Once, 27,000 people lived in the Robert Taylor Homes housing project. Today its 19,000 residents, all of them black and poor, are warehoused there with virtually no hope of escape. The 2 1/2-mile stretch of 28 16-story buildings that make up the country's largest public housing complex has become an American equivalent of Soweto. A deliberate government policy of racial isolation and abandonment created this enclave, and government must play a large role in solving its problems.

"There's a special role for government in this particular area," argues Chicago Alderman Bobby Rush, a former Black Panther who is running for Congress, "because the decay and the decadence that you see, the lack of opportunity you see, are all the result of governmental policies that address the problems that we are confronted with.
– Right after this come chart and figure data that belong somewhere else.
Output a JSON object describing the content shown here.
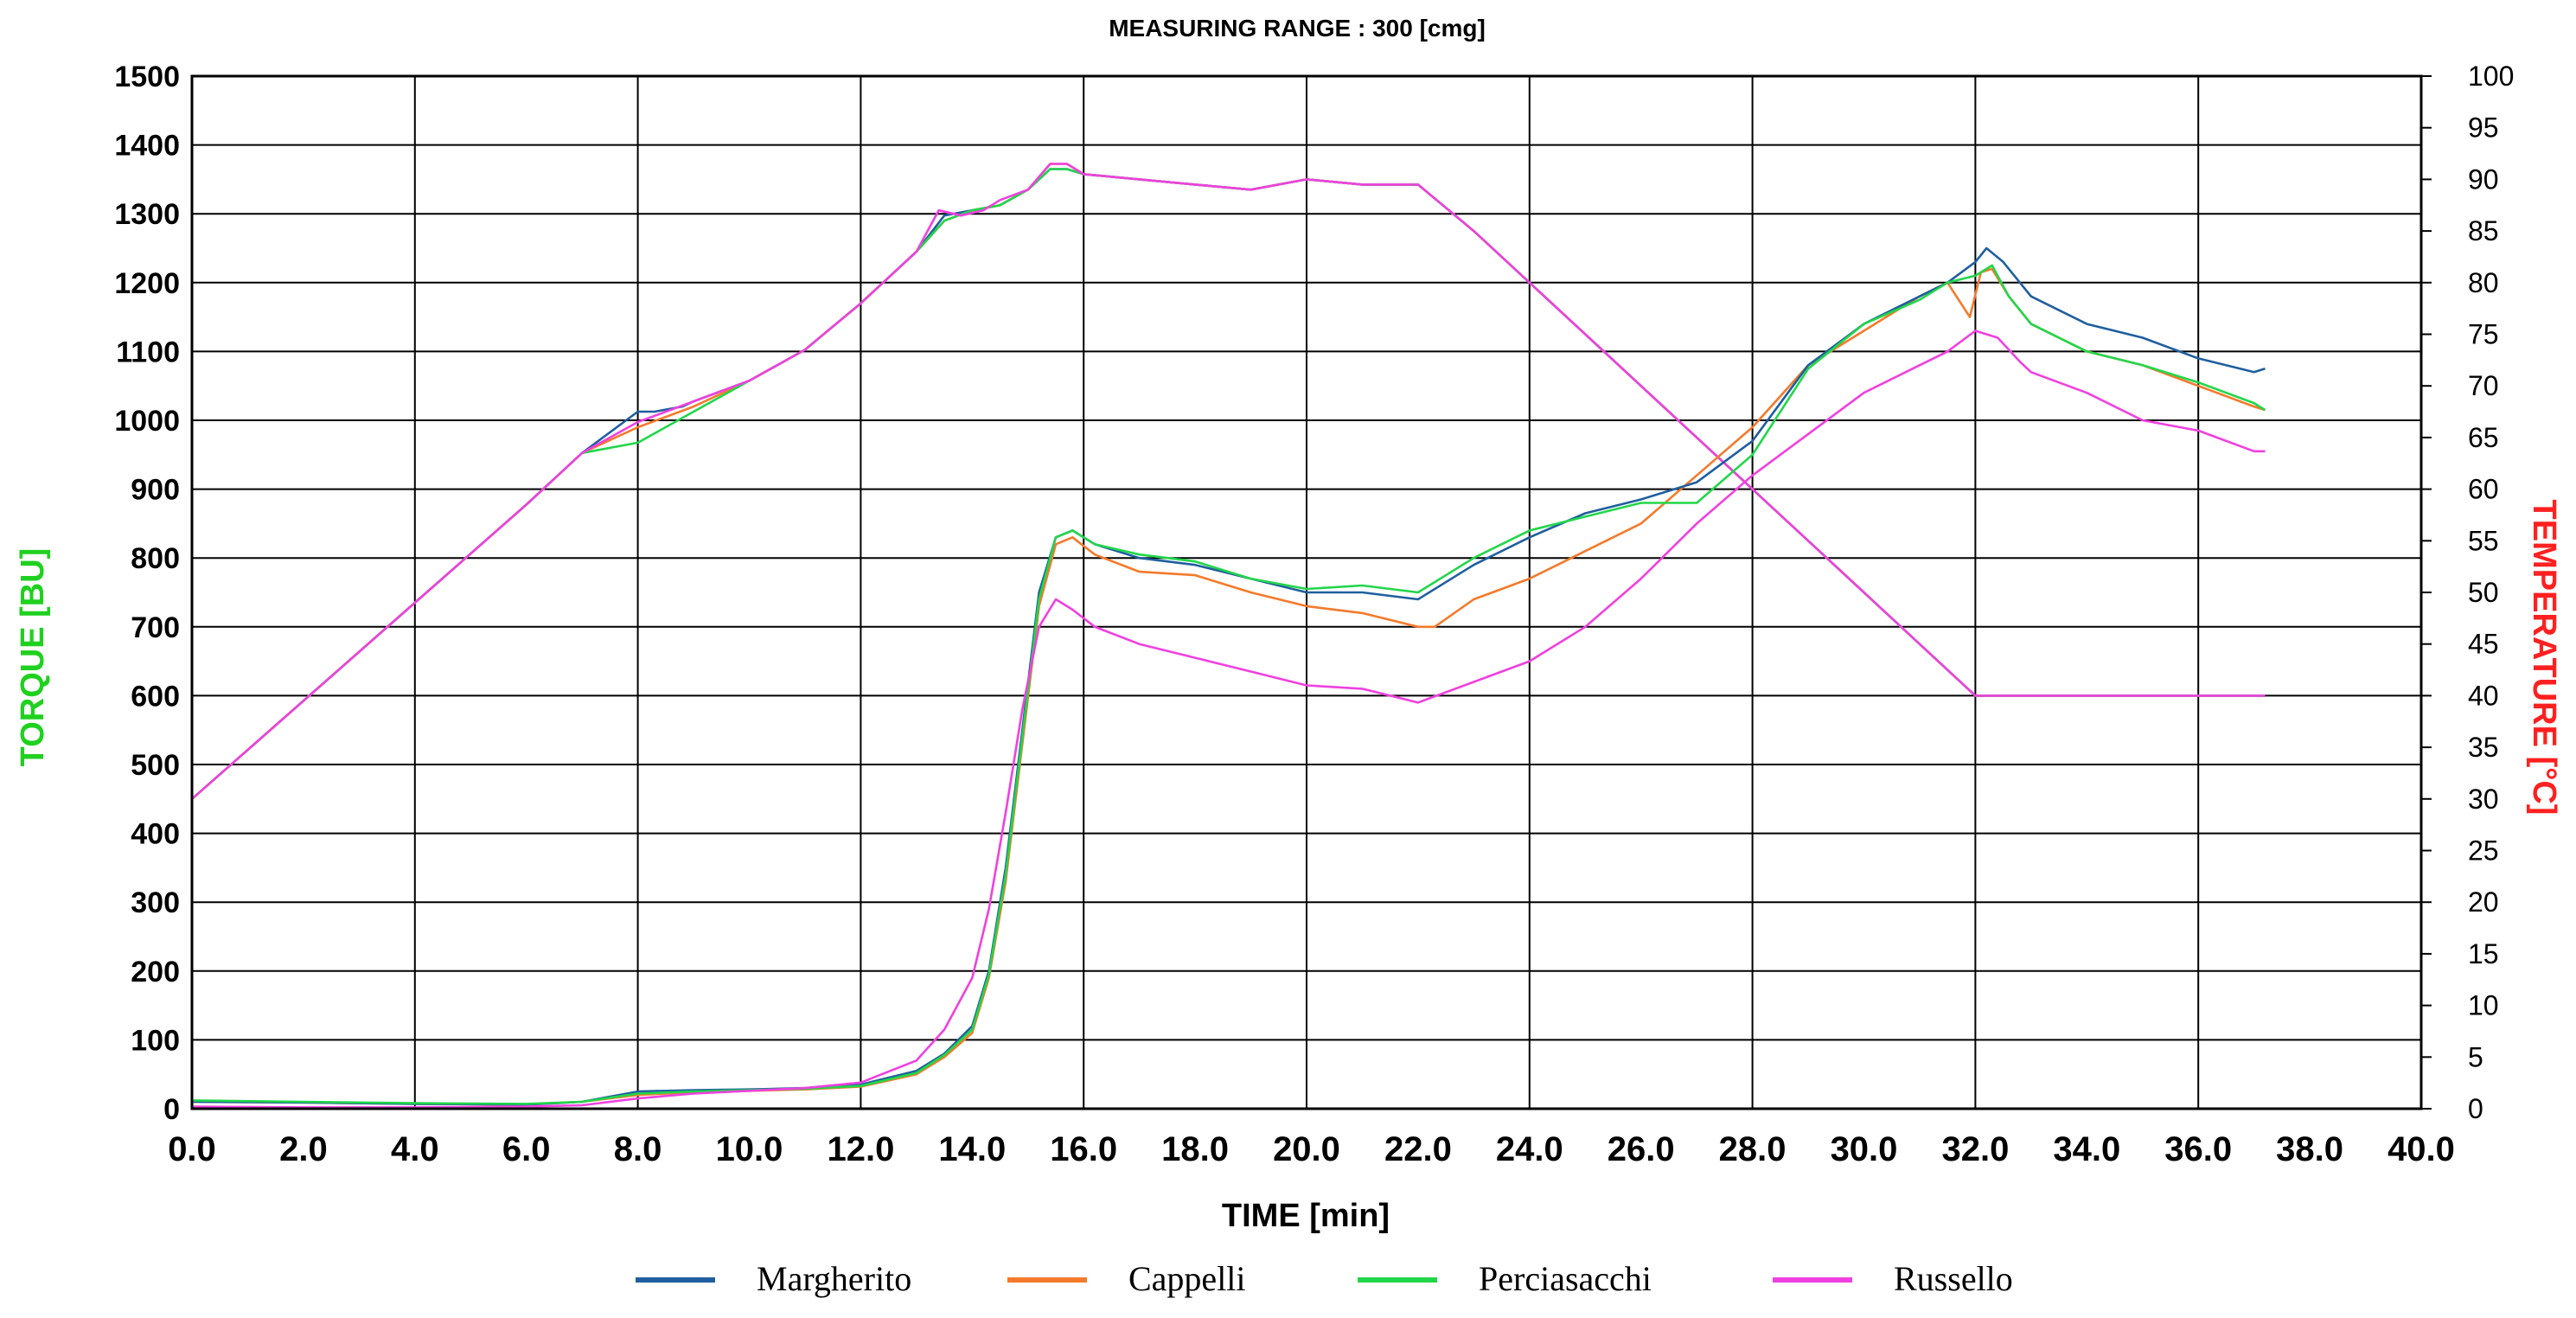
{
  "chart_data": {
    "type": "line",
    "title": "MEASURING RANGE : 300 [cmg]",
    "xlabel": "TIME  [min]",
    "ylabel": "TORQUE  [BU]",
    "y2label": "TEMPERATURE  [°C]",
    "xlim": [
      0,
      40
    ],
    "ylim": [
      0,
      1500
    ],
    "y2lim": [
      0,
      100
    ],
    "grid": true,
    "legend_position": "bottom",
    "colors": {
      "ylabel": "#1fd11f",
      "y2label": "#ff2020",
      "grid": "#000000"
    },
    "x_ticks": [
      "0.0",
      "2.0",
      "4.0",
      "6.0",
      "8.0",
      "10.0",
      "12.0",
      "14.0",
      "16.0",
      "18.0",
      "20.0",
      "22.0",
      "24.0",
      "26.0",
      "28.0",
      "30.0",
      "32.0",
      "34.0",
      "36.0",
      "38.0",
      "40.0"
    ],
    "y_ticks": [
      "0",
      "100",
      "200",
      "300",
      "400",
      "500",
      "600",
      "700",
      "800",
      "900",
      "1000",
      "1100",
      "1200",
      "1300",
      "1400",
      "1500"
    ],
    "y2_ticks": [
      "0",
      "5",
      "10",
      "15",
      "20",
      "25",
      "30",
      "35",
      "40",
      "45",
      "50",
      "55",
      "60",
      "65",
      "70",
      "75",
      "80",
      "85",
      "90",
      "95",
      "100"
    ],
    "series": [
      {
        "name": "Margherito",
        "color": "#1f5f9f",
        "axis": "y",
        "x": [
          0,
          2,
          4,
          6,
          7,
          8,
          9,
          10,
          11,
          12,
          13,
          13.5,
          14,
          14.3,
          14.6,
          14.9,
          15.2,
          15.5,
          15.8,
          16.2,
          17,
          18,
          19,
          20,
          21,
          22,
          23,
          24,
          25,
          26,
          27,
          28,
          29,
          30,
          31,
          31.5,
          32,
          32.2,
          32.5,
          33,
          34,
          35,
          36,
          37,
          37.2
        ],
        "y": [
          10,
          9,
          7,
          6,
          10,
          25,
          27,
          28,
          30,
          35,
          55,
          80,
          120,
          200,
          350,
          550,
          750,
          830,
          840,
          820,
          800,
          790,
          770,
          750,
          750,
          740,
          790,
          830,
          865,
          885,
          910,
          970,
          1080,
          1140,
          1180,
          1200,
          1230,
          1250,
          1230,
          1180,
          1140,
          1120,
          1090,
          1070,
          1075
        ]
      },
      {
        "name": "Cappelli",
        "color": "#f47a2b",
        "axis": "y",
        "x": [
          0,
          2,
          4,
          6,
          7,
          8,
          9,
          10,
          11,
          12,
          13,
          13.5,
          14,
          14.3,
          14.6,
          14.9,
          15.2,
          15.5,
          15.8,
          16.2,
          17,
          18,
          19,
          20,
          21,
          22,
          22.3,
          23,
          24,
          25,
          26,
          27,
          28,
          29,
          30,
          31,
          31.5,
          31.9,
          32.1,
          32.3,
          32.6,
          33,
          34,
          35,
          36,
          37,
          37.2
        ],
        "y": [
          10,
          9,
          7,
          6,
          10,
          20,
          24,
          26,
          28,
          32,
          50,
          75,
          110,
          190,
          330,
          530,
          730,
          820,
          830,
          805,
          780,
          775,
          750,
          730,
          720,
          700,
          700,
          740,
          770,
          810,
          850,
          920,
          990,
          1080,
          1130,
          1180,
          1200,
          1150,
          1215,
          1220,
          1180,
          1140,
          1100,
          1080,
          1050,
          1020,
          1015
        ]
      },
      {
        "name": "Perciasacchi",
        "color": "#22d64a",
        "axis": "y",
        "x": [
          0,
          2,
          4,
          6,
          7,
          8,
          9,
          10,
          11,
          12,
          13,
          13.5,
          14,
          14.3,
          14.6,
          14.9,
          15.2,
          15.5,
          15.8,
          16.2,
          17,
          18,
          19,
          20,
          21,
          22,
          23,
          24,
          25,
          26,
          27,
          28,
          29,
          30,
          31,
          31.5,
          32,
          32.3,
          32.6,
          33,
          34,
          35,
          36,
          37,
          37.2
        ],
        "y": [
          12,
          10,
          8,
          7,
          10,
          22,
          25,
          27,
          29,
          33,
          52,
          78,
          115,
          195,
          340,
          540,
          740,
          830,
          840,
          820,
          805,
          795,
          770,
          755,
          760,
          750,
          800,
          840,
          860,
          880,
          880,
          950,
          1075,
          1140,
          1175,
          1200,
          1210,
          1225,
          1180,
          1140,
          1100,
          1080,
          1055,
          1025,
          1015
        ]
      },
      {
        "name": "Russello",
        "color": "#f040e0",
        "axis": "y",
        "x": [
          0,
          2,
          4,
          6,
          7,
          8,
          9,
          10,
          11,
          12,
          13,
          13.5,
          14,
          14.3,
          14.6,
          14.9,
          15.2,
          15.5,
          15.8,
          16.2,
          17,
          18,
          19,
          20,
          21,
          22,
          23,
          24,
          25,
          26,
          27,
          28,
          29,
          30,
          31,
          31.5,
          32,
          32.4,
          32.8,
          33,
          34,
          35,
          36,
          37,
          37.2
        ],
        "y": [
          3,
          2,
          2,
          3,
          5,
          15,
          22,
          26,
          30,
          38,
          70,
          115,
          190,
          290,
          430,
          580,
          700,
          740,
          725,
          700,
          675,
          655,
          635,
          615,
          610,
          590,
          620,
          650,
          700,
          770,
          850,
          920,
          980,
          1040,
          1080,
          1100,
          1130,
          1120,
          1085,
          1070,
          1040,
          1000,
          985,
          955,
          955
        ]
      }
    ],
    "temperature_series": [
      {
        "name": "Margherito",
        "color": "#1f5f9f",
        "axis": "y2",
        "x": [
          0,
          2,
          4,
          6,
          7,
          8,
          8.3,
          8.8,
          9,
          10,
          11,
          12,
          13,
          13.5,
          14,
          14.5,
          15,
          15.4,
          15.7,
          16,
          17,
          18,
          19,
          20,
          21,
          22,
          23,
          24,
          25,
          26,
          27,
          28,
          29,
          30,
          31,
          32,
          32.3,
          33,
          34,
          35,
          36,
          37,
          37.2
        ],
        "y": [
          30,
          39.5,
          49,
          58.5,
          63.5,
          67.5,
          67.5,
          68,
          68.5,
          70.5,
          73.5,
          78,
          83,
          86.5,
          87,
          87.5,
          89,
          91,
          91,
          90.5,
          90,
          89.5,
          89,
          90,
          89.5,
          89.5,
          85,
          80,
          75,
          70,
          65,
          60,
          55,
          50,
          45,
          40,
          40,
          40,
          40,
          40,
          40,
          40,
          40
        ]
      },
      {
        "name": "Cappelli",
        "color": "#f47a2b",
        "axis": "y2",
        "x": [
          0,
          2,
          4,
          6,
          7,
          8,
          9,
          10,
          11,
          12,
          13,
          13.5,
          14,
          14.5,
          15,
          15.4,
          15.7,
          16,
          17,
          18,
          19,
          20,
          21,
          22,
          23,
          24,
          25,
          26,
          27,
          28,
          29,
          30,
          31,
          32,
          32.3,
          33,
          34,
          35,
          36,
          37,
          37.2
        ],
        "y": [
          30,
          39.5,
          49,
          58.5,
          63.5,
          66,
          68,
          70.5,
          73.5,
          78,
          83,
          86,
          87,
          87.5,
          89,
          91.5,
          91.5,
          90.5,
          90,
          89.5,
          89,
          90,
          89.5,
          89.5,
          85,
          80,
          75,
          70,
          65,
          60,
          55,
          50,
          45,
          40,
          40,
          40,
          40,
          40,
          40,
          40,
          40
        ]
      },
      {
        "name": "Perciasacchi",
        "color": "#22d64a",
        "axis": "y2",
        "x": [
          0,
          2,
          4,
          6,
          7,
          8,
          9,
          10,
          11,
          12,
          13,
          13.5,
          14,
          14.5,
          15,
          15.4,
          15.7,
          16,
          17,
          18,
          19,
          20,
          21,
          22,
          23,
          24,
          25,
          26,
          27,
          28,
          29,
          30,
          31,
          32,
          32.3,
          33,
          34,
          35,
          36,
          37,
          37.2
        ],
        "y": [
          30,
          39.5,
          49,
          58.5,
          63.5,
          64.5,
          67.5,
          70.5,
          73.5,
          78,
          83,
          86,
          87,
          87.5,
          89,
          91,
          91,
          90.5,
          90,
          89.5,
          89,
          90,
          89.5,
          89.5,
          85,
          80,
          75,
          70,
          65,
          60,
          55,
          50,
          45,
          40,
          40,
          40,
          40,
          40,
          40,
          40,
          40
        ]
      },
      {
        "name": "Russello",
        "color": "#f040e0",
        "axis": "y2",
        "x": [
          0,
          2,
          4,
          6,
          7,
          8,
          9,
          10,
          11,
          12,
          13,
          13.4,
          13.8,
          14.2,
          14.5,
          15,
          15.4,
          15.7,
          16,
          17,
          18,
          19,
          20,
          21,
          22,
          23,
          24,
          25,
          26,
          27,
          28,
          29,
          30,
          31,
          32,
          32.3,
          33,
          34,
          35,
          36,
          37,
          37.2
        ],
        "y": [
          30,
          39.5,
          49,
          58.5,
          63.5,
          66.5,
          68.5,
          70.5,
          73.5,
          78,
          83,
          87,
          86.5,
          87,
          88,
          89,
          91.5,
          91.5,
          90.5,
          90,
          89.5,
          89,
          90,
          89.5,
          89.5,
          85,
          80,
          75,
          70,
          65,
          60,
          55,
          50,
          45,
          40,
          40,
          40,
          40,
          40,
          40,
          40,
          40
        ]
      }
    ]
  }
}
Governmental policies are the key. They are the lifeblood that this community needs, that umbilical cord that connects us to the overall society."

A committee from the National Research Council agreed in its 1989 report, A Common Destiny: Blacks and American Society. Purposeful actions and policies by governments and private institutions make a large difference in the opportunities and conditions of black Americans," the committee concluded. These polices have been "essential for past progress, and further progress is unlikely without them."
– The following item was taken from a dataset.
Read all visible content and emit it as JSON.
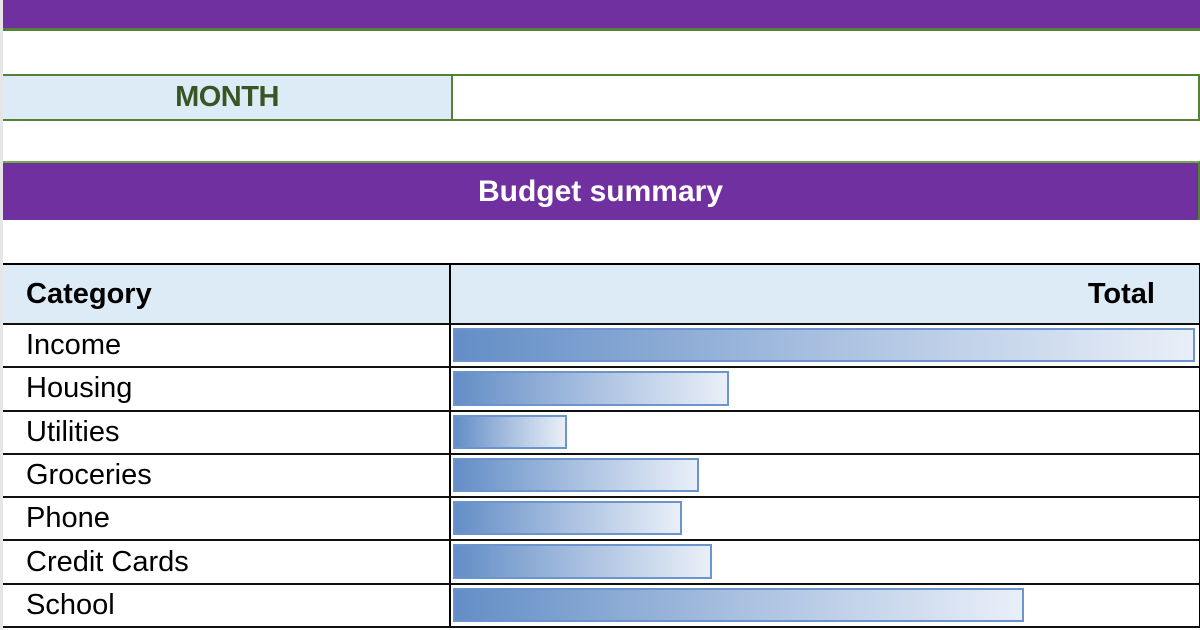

Nowhere is the damage wrought by racial discrimination and isolation more evident and painful than in the schools. "In a way, the most tragic years for African-American kids are the years from fourth to sixth grade," says Kozol. "Those are the years in which the dream dies. In many ways, poor white kids and poor black kids suffer equally. But in the inner-city schools, where the injury of caste is compounded by the injuries of race, the misery is of a different order."

That misery weighs heavily on the shoulders of even the most motivated inner-city kids. Keri is no exception. Says Lovelace: "It's the government's responsibility to educate these students equally as well as all other students." Beyond that, Keri's success or failure depends largely on himself. ( "Getting out of ((the ghetto)) depends on Keri," the teacher says. "But Keri has to realize that, unfortunately, because he's black, because he came out of this neighborhood, he's going to have to work a wee bit more, a wee bit harder."

There's nothing new about that. For every successful African American, self- help and personal responsibility have always been a part of the equation. What is new is that if people like Keri manage to make it out of their grim neighborhoods, they will do so only by clearing hurdles that many black students of my generation never faced.